Jakarta, CNN Indonesia — Presiden Joko Widodo boleh jadi bangga, salah satu menterinya, Sri Mulyani Indrawati didapuk penghargaan sebagai menteri terbaik dunia dari World Government Summit.
Penghargaan menteri terbaik ini merupakan penghargaan global yang diberikan kepada satu orang menteri dari semua negara di seluruh dunia sejak 2016. Adapun proses seleksi dan penentuan pemenangnya dilakukan oleh lembaga independen Ernst & Young.
Ekonom Institute for Development of Economics & Finance (Indef) Eko Listiyanto menuturkan, penghargaan yang diperoleh Sri Mulyani memperlihatkan bahwa dunia percaya fiskal Indonesia dikelola secara hati-hati (prudent).
“Selain fiskal yang prudent, catatan lain yang mungkin dilihat adalah keberhasilan amnesti pajak (tax amnesty). Keberhasilan itu membuat negara lain melirik, terutama negara-negara Timur Tengah,” ujarnya kepada CNNIndonesia.com, Selasa (13/2).
Selain itu, sikap Indonesia melalui Sri Mulyani yang banyak terlibat dalam forum internasional, antara lain terkait keterbukaan informasi dan reformasi perpajakan, juga turut serta menjadi poin positif.
“Memang, di era Sri Mulyani, government (tata kelola Kementerian Keuangan) di mata publik semakin baik. Tapi, tentu dibutuhkan pula hasil yang riil di masyarakat,” terang Eko.
Salah satu catatan bagi Sri Mulyani, menurut Eko, adalah masih rendahnya pertumbuhan ekonomi Indonesia. Ia menilai, pertumbuhan di kisaran lima persen belum cukup bagi Indonesia untuk mengakselerasi perekonomian.
“Daya beli masyarakat juga masih lesu,” ungkap Eko. Selain itu, Sri Mulyani juga memiliki pekerjaan rumah yang merupakan amanat Undang-Undang. Sebagian pekerjaan rumah tersebut, bahkan seharusnya sudah selesai. Namun, hingga kini belum jelas nasibnya. Antara lain, pembentukan aturan turunan Undang-Undang Pencegahan dan Penanganan Krisis Sistem Keuangan (PPKSK). Salah satunya peraturan pemerintah terkait besaran bagian premi untuk pendanaan program restrukturisasi perbankan (PRP).
Aturan turunan tersebut seharusnya rampung pada April 2017. Pasalnya, UU PPKSK mengamanatkan seluruh aturan turunan tersebut harus rampung dalam satu tahun sejak UU diundangkan pada 15 April 2016.

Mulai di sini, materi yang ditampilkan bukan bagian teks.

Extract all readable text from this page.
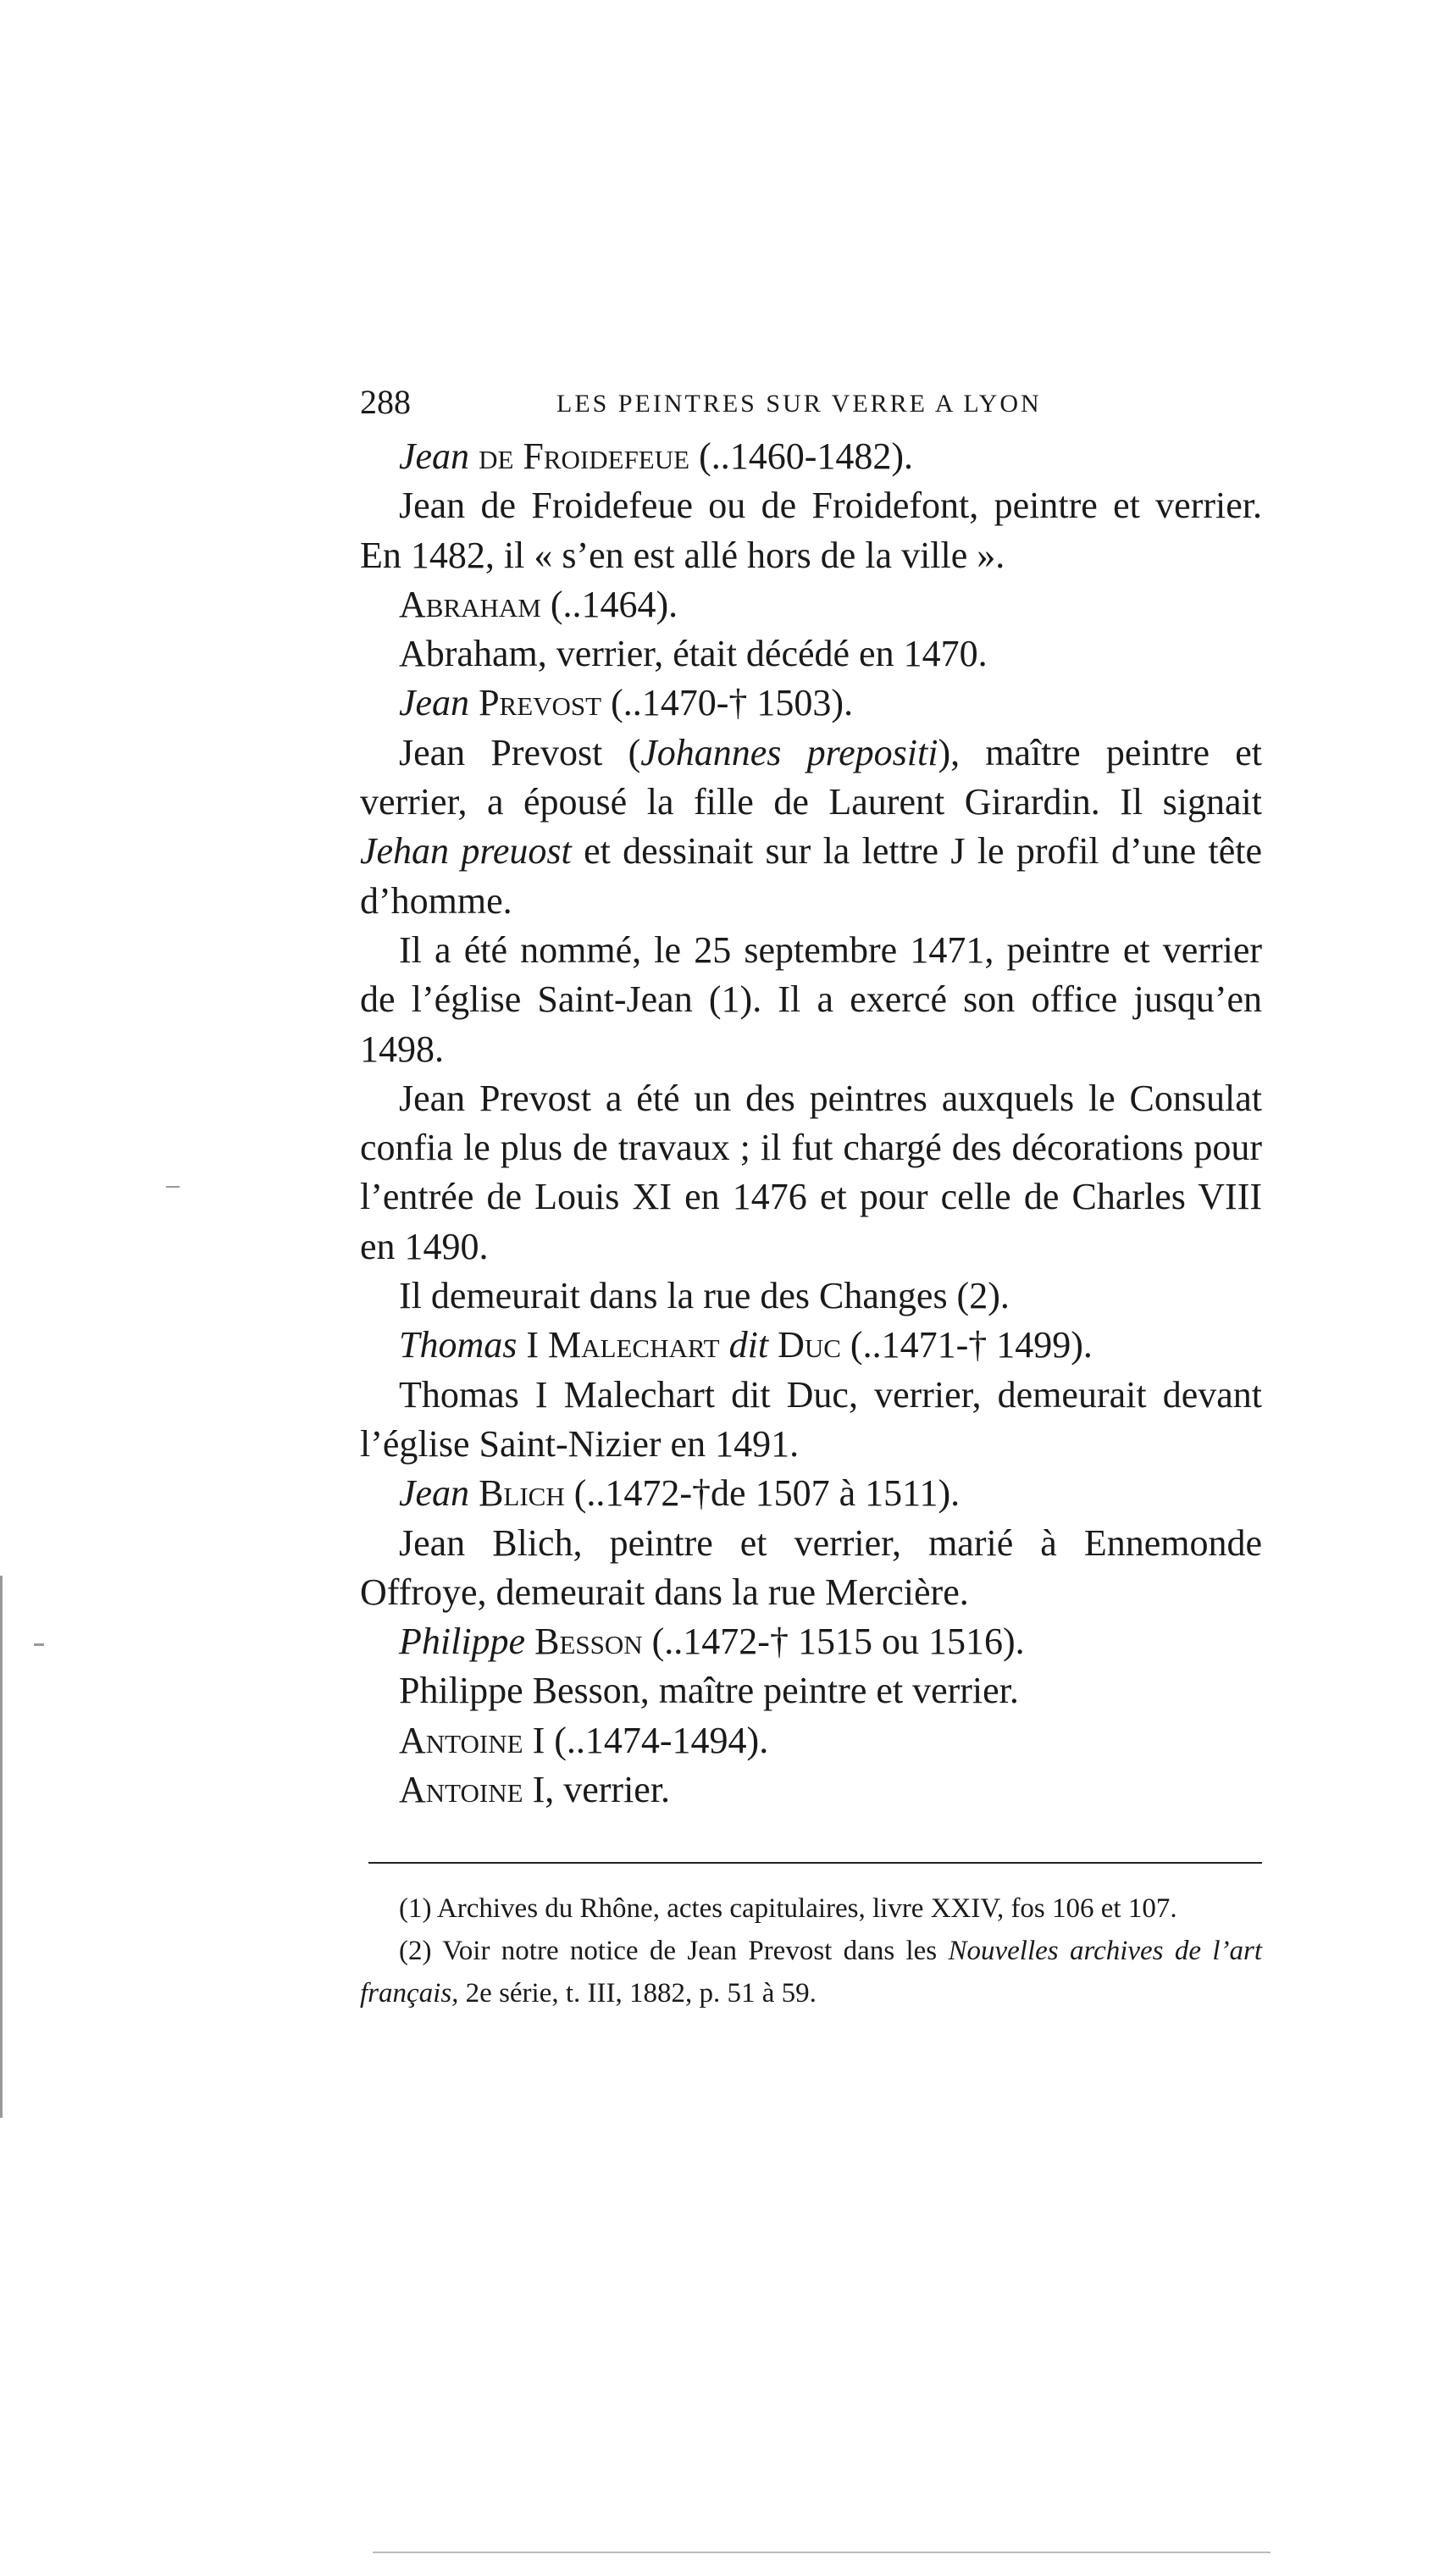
288	LES PEINTRES SUR VERRE A LYON
Jean de Froidefeue (..1460-1482).

Jean de Froidefeue ou de Froidefont, peintre et verrier. En 1482, il « s’en est allé hors de la ville ».

Abraham (..1464).

Abraham, verrier, était décédé en 1470.

Jean Prevost (..1470-† 1503).

Jean Prevost (Johannes prepositi), maître peintre et verrier, a épousé la fille de Laurent Girardin. Il signait Jehan preuost et dessinait sur la lettre J le profil d’une tête d’homme.

Il a été nommé, le 25 septembre 1471, peintre et verrier de l’église Saint-Jean (1). Il a exercé son office jusqu’en 1498.

Jean Prevost a été un des peintres auxquels le Consulat confia le plus de travaux ; il fut chargé des décorations pour l’entrée de Louis XI en 1476 et pour celle de Charles VIII en 1490.

Il demeurait dans la rue des Changes (2).

Thomas I Malechart dit Duc (..1471-† 1499).

Thomas I Malechart dit Duc, verrier, demeurait devant l’église Saint-Nizier en 1491.

Jean Blich (..1472-†de 1507 à 1511).

Jean Blich, peintre et verrier, marié à Ennemonde Offroye, demeurait dans la rue Mercière.

Philippe Besson (..1472-† 1515 ou 1516).

Philippe Besson, maître peintre et verrier.

Antoine I (..1474-1494).

Antoine I, verrier.

(1) Archives du Rhône, actes capitulaires, livre XXIV, fos 106 et 107.

(2) Voir notre notice de Jean Prevost dans les Nouvelles archives de l’art français, 2e série, t. III, 1882, p. 51 à 59.
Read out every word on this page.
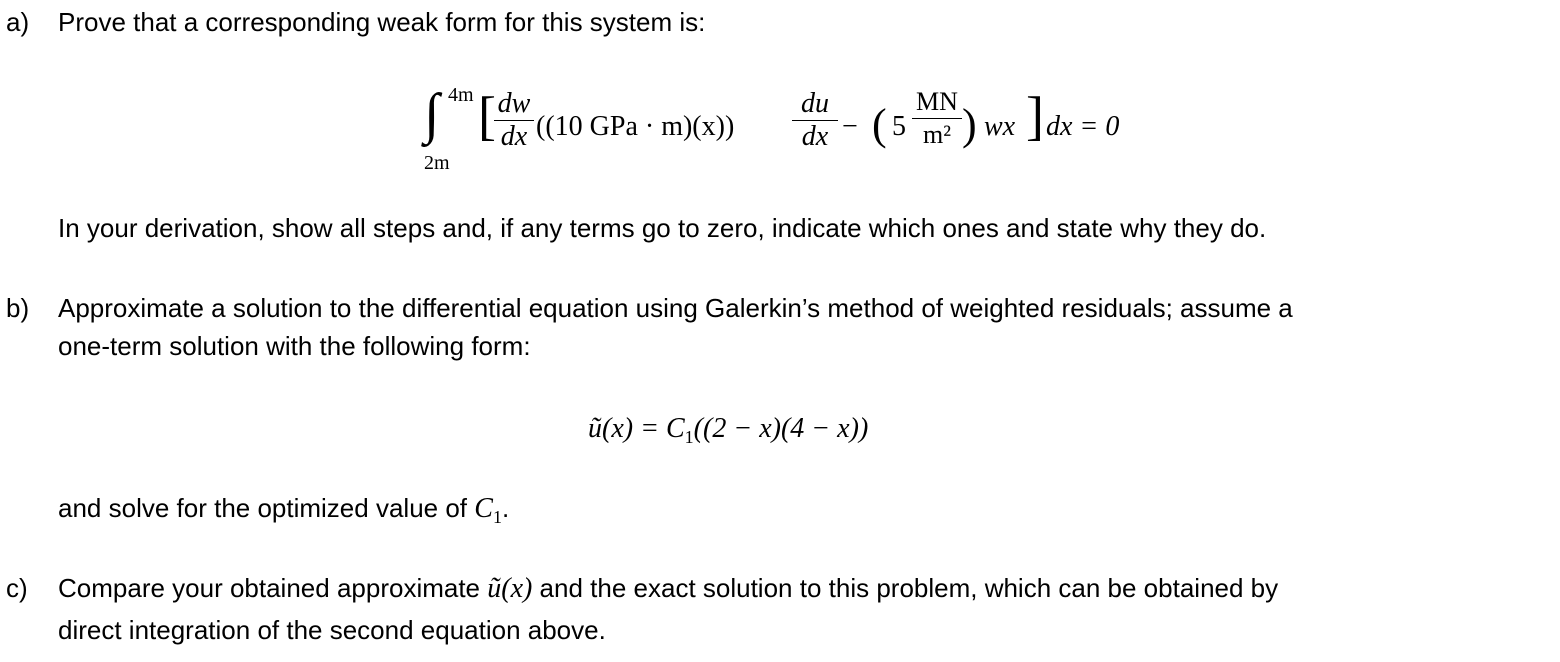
a) Prove that a corresponding weak form for this system is:
∫ 4m
2m
[ dw
dx ((10 GPa · m)(x))
du
dx − ( 5
MN
m² ) wx ] dx = 0
In your derivation, show all steps and, if any terms go to zero, indicate which ones and state why they do.
b) Approximate a solution to the differential equation using Galerkin’s method of weighted residuals; assume a
one-term solution with the following form:
ũ(x) = $C_1((2 - x)(4 - x))$
and solve for the optimized value of $C_1$.
c) Compare your obtained approximate ũ(x) and the exact solution to this problem, which can be obtained by
direct integration of the second equation above.
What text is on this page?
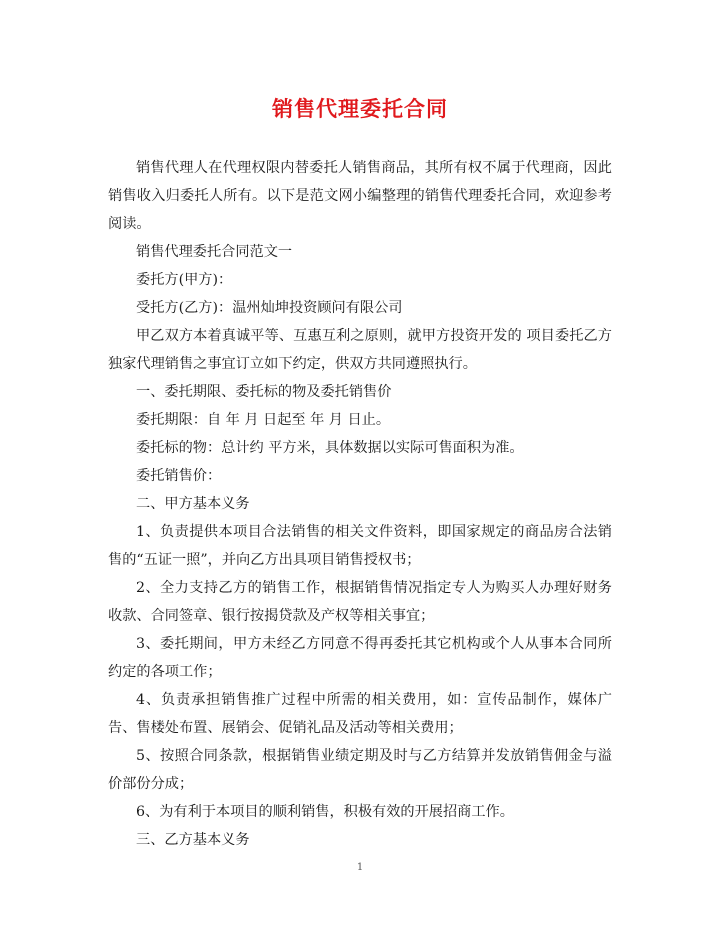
销售代理委托合同

销售代理人在代理权限内替委托人销售商品，其所有权不属于代理商，因此销售收入归委托人所有。以下是范文网小编整理的销售代理委托合同，欢迎参考阅读。

销售代理委托合同范文一

委托方(甲方)：

受托方(乙方)：温州灿坤投资顾问有限公司

甲乙双方本着真诚平等、互惠互利之原则，就甲方投资开发的 项目委托乙方独家代理销售之事宜订立如下约定，供双方共同遵照执行。

一、委托期限、委托标的物及委托销售价

委托期限：自 年 月 日起至 年 月 日止。

委托标的物：总计约 平方米，具体数据以实际可售面积为准。

委托销售价：

二、甲方基本义务

1、负责提供本项目合法销售的相关文件资料，即国家规定的商品房合法销售的“五证一照”，并向乙方出具项目销售授权书；

2、全力支持乙方的销售工作，根据销售情况指定专人为购买人办理好财务收款、合同签章、银行按揭贷款及产权等相关事宜；

3、委托期间，甲方未经乙方同意不得再委托其它机构或个人从事本合同所约定的各项工作；

4、负责承担销售推广过程中所需的相关费用，如：宣传品制作，媒体广告、售楼处布置、展销会、促销礼品及活动等相关费用；

5、按照合同条款，根据销售业绩定期及时与乙方结算并发放销售佣金与溢价部份分成；

6、为有利于本项目的顺利销售，积极有效的开展招商工作。

三、乙方基本义务

1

Selain PP soal premi PRP, Sri Mulyani juga belum merealisasikan amanah Undang-Undang Perasuransian untuk membentuk UU terkait program penjaminan polis. Padahal, UU tersebut seharusnya sudah terbentuk tiga tahun setelah UU Perasuransian diundangkan pada Oktober 2014. Dengan demikian, UU penjaminan polis harus rampung di Oktober 2017.
“Di luar fiskal, salah satu yang belum juga dicapai itu, aturan-aturan di sektor keuangan. Walaupun pengawasannya bukan di Kementerian Keuangan, tapi pembuatan aturannya semua ranah Kemenkeu. Ini yang perlu didorong juga karena sangat penting,” imbuh dia. Kepala Ekonom Samuel Sekuritas Lana Soelistianingsih juga memberikan catatan yang tak jauh berbeda. Menurut Lana, pertumbuhan ekonomi menjadi pekerjaan rumah Sri Mulyani yang membutuhkan tenaga ekstra.
“Tantangannya adalah bagaimana mencapai 5,4 persen. Kalau dengan kondisi pengeluaran pemerintah seperti ini, sulit mewujudkannya,” ungkap Lana.
Ditengah daya beli masyarakat yang cenderung lesu, Lana menekankan peran konsumsi pemerintah sangat penting untuk mendorong perekonomian.
“Ini kan ada ekonomi yang melambat, fiskal harus lebih ekspansif,” ungkap Lana. Namun, di sisi lain, fiskal yang lebih ekspansif membutuhkan dana yang besar, yang harus dibiayai dengan pajak atau utang.
“Pajak juga menjadi masalah sendiri karena selama ini penerimaannya hampir selalu tak mencapai target. Karena itu, reformasi pajak perlu dikejar,” tuturnya.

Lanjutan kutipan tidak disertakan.